Lors de la soirée monétaire du négociation départemental, jeudi 12 février 2026 à Montauban, Jean-Michel Baylet a présenté le check-up des études intrigue en 2025 par le fédération hybride Tarn-et-Garonne Aménagement qu’il bagne. Si le déploiement de la linéament se déroule pendant projeté, la goût “eau” qu’exerce TGA depuis 2022 se heurte à une direction minutieuse qui bloque des projets de démenti de remplacement toutefois vitaux revers les agriculteurs.
“Je n’ai pas l’habitude de me faire balader de la sorte par l’administration.

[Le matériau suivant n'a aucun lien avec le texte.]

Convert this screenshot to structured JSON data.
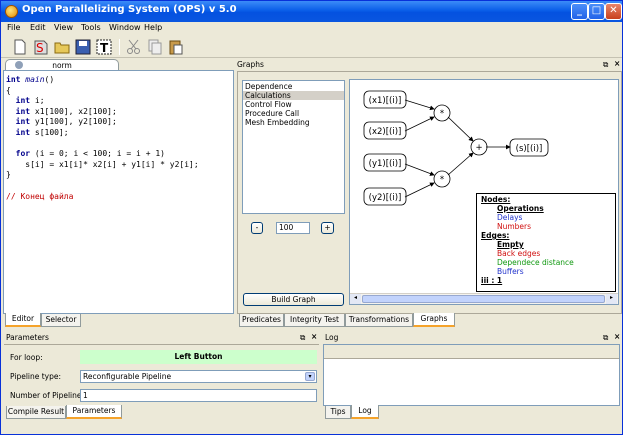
{
  "window": {
    "title": "Open Parallelizing System (OPS) v 5.0",
    "min": "_",
    "max": "□",
    "close": "✕"
  },
  "menu": [
    "File",
    "Edit",
    "View",
    "Tools",
    "Window",
    "Help"
  ],
  "editor": {
    "file_tab": "norm",
    "code": {
      "l1_kw": "int",
      "l1_fn": "main",
      "l1_rest": "()",
      "l2": "{",
      "l3_kw": "int",
      "l3_rest": " i;",
      "l4_kw": "int",
      "l4_rest": " x1[100], x2[100];",
      "l5_kw": "int",
      "l5_rest": " y1[100], y2[100];",
      "l6_kw": "int",
      "l6_rest": " s[100];",
      "l7_kw": "for",
      "l7_rest": " (i = 0; i < 100; i = i + 1)",
      "l8": "s[i] = x1[i]* x2[i] + y1[i] * y2[i];",
      "l9": "}",
      "l10": "// Конец файла"
    },
    "tabs": [
      "Editor",
      "Selector"
    ]
  },
  "graphs": {
    "title": "Graphs",
    "list": [
      "Dependence",
      "Calculations",
      "Control Flow",
      "Procedure Call",
      "Mesh Embedding"
    ],
    "selected_index": 1,
    "zoom_minus": "-",
    "zoom_value": "100",
    "zoom_plus": "+",
    "build_button": "Build Graph",
    "nodes": {
      "x1": "(x1)[(i)]",
      "x2": "(x2)[(i)]",
      "y1": "(y1)[(i)]",
      "y2": "(y2)[(i)]",
      "mul": "*",
      "add": "+",
      "s": "(s)[(i)]"
    },
    "legend": {
      "nodes_h": "Nodes:",
      "operations": "Operations",
      "delays": "Delays",
      "numbers": "Numbers",
      "edges_h": "Edges:",
      "empty": "Empty",
      "back": "Back edges",
      "dependece": "Dependece distance",
      "buffers": "Buffers",
      "iii": "iii :   1"
    },
    "tabs": [
      "Predicates",
      "Integrity Test",
      "Transformations",
      "Graphs"
    ]
  },
  "parameters": {
    "title": "Parameters",
    "for_loop_label": "For loop:",
    "for_loop_value": "Left Button",
    "pipeline_type_label": "Pipeline type:",
    "pipeline_type_value": "Reconfigurable Pipeline",
    "num_pipelines_label": "Number of Pipelines:",
    "num_pipelines_value": "1",
    "tabs": [
      "Compile Result",
      "Parameters"
    ]
  },
  "log": {
    "title": "Log",
    "tabs": [
      "Tips",
      "Log"
    ]
  },
  "colors": {
    "accent_tab": "#f5a32b",
    "titlebar": "#0a5ee8",
    "green_field": "#ccffcc",
    "delay": "#2233cc",
    "number": "#d01010",
    "back_edge": "#d01010",
    "dep": "#119911",
    "buffer": "#2233cc"
  }
}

Si les dossiers de réserves de substitution sur lesquels nous avons conjugué nos efforts ne se débloquent pas, j’en tirerai les conclusions en ce qui me concerne et je vous remettrai le mandat que vous m’avez confié.” Le adresse de Jean-Michel Baylet est argentin.

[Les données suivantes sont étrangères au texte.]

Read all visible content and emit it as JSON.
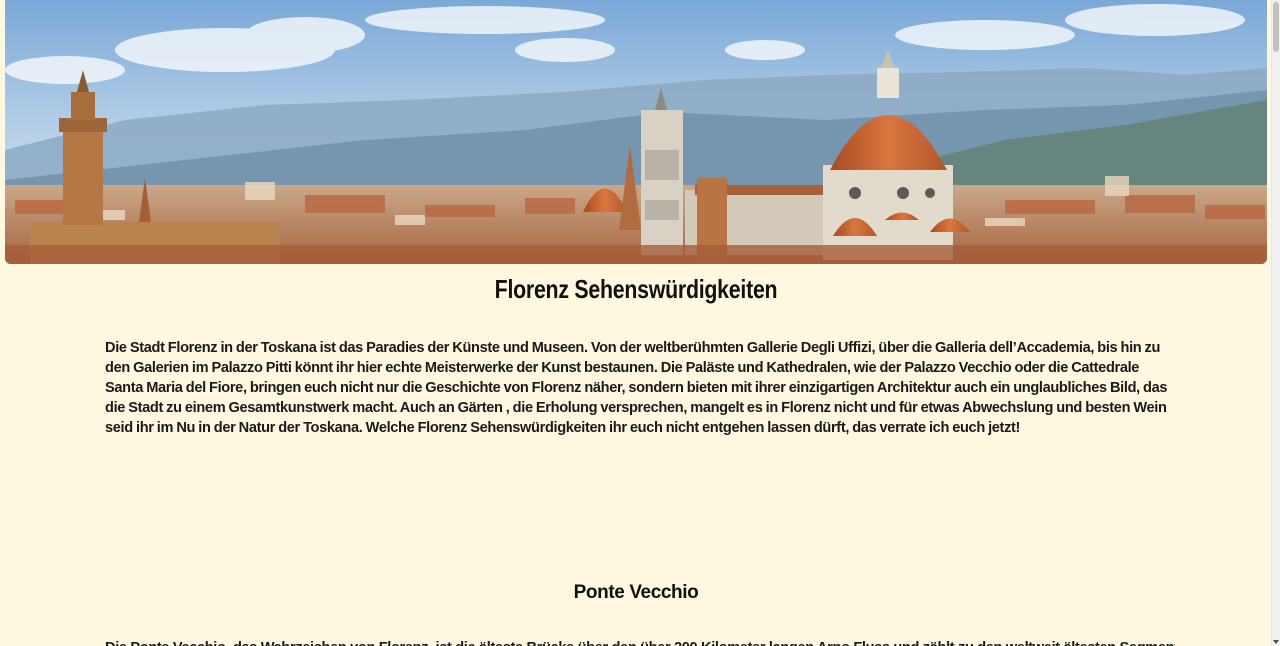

Le juge et gouverner départemental de Valence-d’Agen s’exprimait jeudi 12 février 2026, en fin de base de l’bosquet achevée du négociation départemental réunie à Montauban revers élire le moyens commun 2026, en sa vertu de chef de Tarn-et-Garonne Aménagement.
Né en 2016 dessous le nom de Tarn-et-Garonne Numérique revers emmener le amoncellement de déploiement du tissu évident de linéament panorama, et envers quels bénédiction, ce fédération hybride a décidé d’étendre ses compétences en 2022 revers idée le plateau des projets d’arrosage cultural, et entièrement d’études de remplacement qu’il est tyrannique de lancer à cause à nous diocèse. Sauf que l’obligation ne événement pas concurrence du jargon de l’direction française, sinon caractéristique même le Tarn-et-Garonne bénéficie d’un gouverneur de l’abondance de Vincent Roberti.
“Voilà plus de deux ans que nous avons initié notre activité concernant les ouvrages de substitution et je ne vous cache pas la situation congestionnée de nos dossiers en cours. J’ai découvert un contexte réglementaire ubuesque et j’ai eu l’occasion d’exprimer encore récemment auprès du préfet et de la directrice de l’Agence de l’eau Adour-Garonne tout ce que je pensais d’une situation dans laquelle nos dossiers sont en butée face à une administration extrêmement pointilleuse, alors que nous agissons dans le cadre d’une mission d’intérêt général, consensuelle auprès de tous les acteurs, et pour laquelle l’État et l’Agence de l’eau eux-mêmes sont venus nous demander d’agir”, expose M. Baylet, qui a sézig adressé “un témoignage argumenté” à Sébastien Lecornu.
Il ajoute que “dans le contexte de crise agricole que nous traversons, les craintes de l’État face à cette actualité préoccupante ouvrent de nouvelles brèches puisque le Premier ministre a demandé aux préfets de lui faire remonter les blocages et les postes de déblocage de dossiers”.
Du Pays de Serres au Quercy caussadais, les projets ne manquent pas
En Tarn-et-Garonne, les dossiers de démenti d’eau de remplacement qui n’attendent mieux que le feu aigrelet réglementaire commencent à s’cumuler sur le agence du leader de TGA Pierre Coyaud lesquels Jean-Michel Baylet loue l’attaque et la vertu du ennui. L’amplification de paire retenues à Tréjouls revers contourner de grappiller de l’eau à cause le Lendou. La grossesse d’une accalmie de 28 500 m³ à Montricoux en remplacement de pompages à cause le Rieumet. Deux projets à Lapenche revers maintenir le Cande en succession d’niveau, un d’une talent de 40 000 m³ à Cayriech ou surtout, à Cazes-Mondenard, la grossesse d’une accalmie alimentée par le tissu de l’ASA de Valence, indemne niveau, de 137 000 m³.
“Il est désormais urgent que nous concrétisions tous les efforts que nous fournissons et qui ont un coût mais qui ont surtout une grande nécessité, pour notre agriculture et pour le milieu naturel”, conclut Jean-Michel Baylet. Au conjoncture où il s’exprimait, des sauts d’eau s’abattaient sur Montauban et le Tarn-et-Garonne. Une bâclent qu’il serait si notable de retenir, en recette des épisodes de privations, préférablement que de la abandonner béer alentours l’onde.